The original classifier used Qwen. Every incoming message got sent through the 14B model for inference, which returned a classification result. It worked, mostly. But it was slow (GPU inference for a routing decision), expensive (every message paid the inference cost whether it needed a plan or not), and occasionally wrong in ways that were hard to debug. An LLM making a wrong routing decision looks like a correct routing decision that happens to produce a bad outcome downstream.
The replacement is a deterministic keyword and regex classifier. Ordered patterns match user messages against 9 fast-path templates — web search, calendar operations, email, messaging. Single match routes to the template. Multiple matches or no match routes to the planner. The interface is identical — same classify() call, same ClassificationResult return type. Drop-in replacement.
The patterns needed more refinement than expected. “What’s the weather” is obviously a web search. But “change the weather section on my site” is a website modification that needs the planner. Contextual words that look like one template can mean something completely different in context. The pattern ordering matters too — more specific patterns need to match before more general ones, or a calendar request gets swallowed by a broader pattern.
Recipient extraction was another layer. “Send a message to John” needs to extract “John” before it can hit the fast path.
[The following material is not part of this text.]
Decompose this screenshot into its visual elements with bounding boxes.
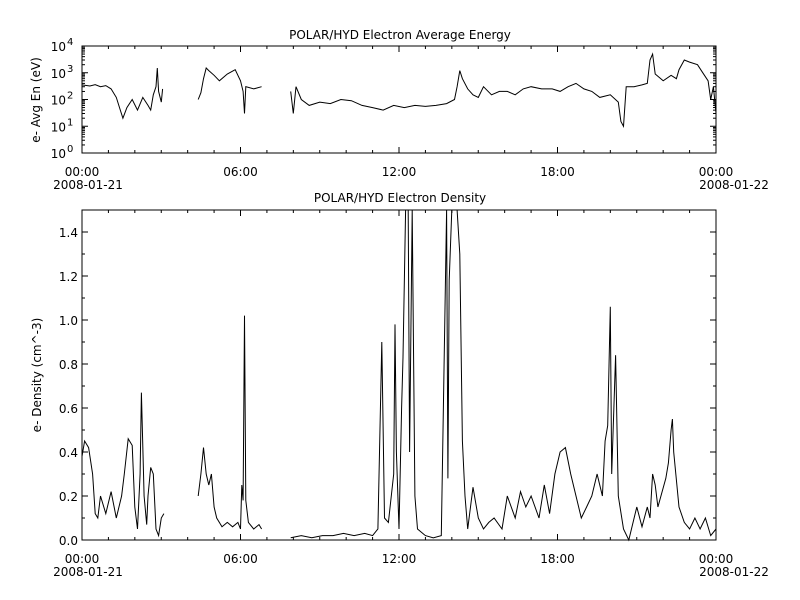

If extraction fails, the request falls through to the planner rather than sending a message to nobody. Same for email — “email Sarah saying I’ll be late” needs both the recipient and the content extracted before the template can handle it.
The performance difference is absurd. Microseconds instead of inference. Zero GPU usage for routing. And the determinism means the same input always produces the same routing decision — no more probabilistic classification where a message occasionally takes the wrong path.
The deeper lesson was about knowing when you don’t need AI. An LLM is a general-purpose reasoning engine. Using one to match “check my email” against a list of 9 known patterns is like using a crane to pick up a pencil. The regex matcher is faster, cheaper, more predictable, and easier to debug. The LLM’s value is in the planning stage, where the reasoning actually matters.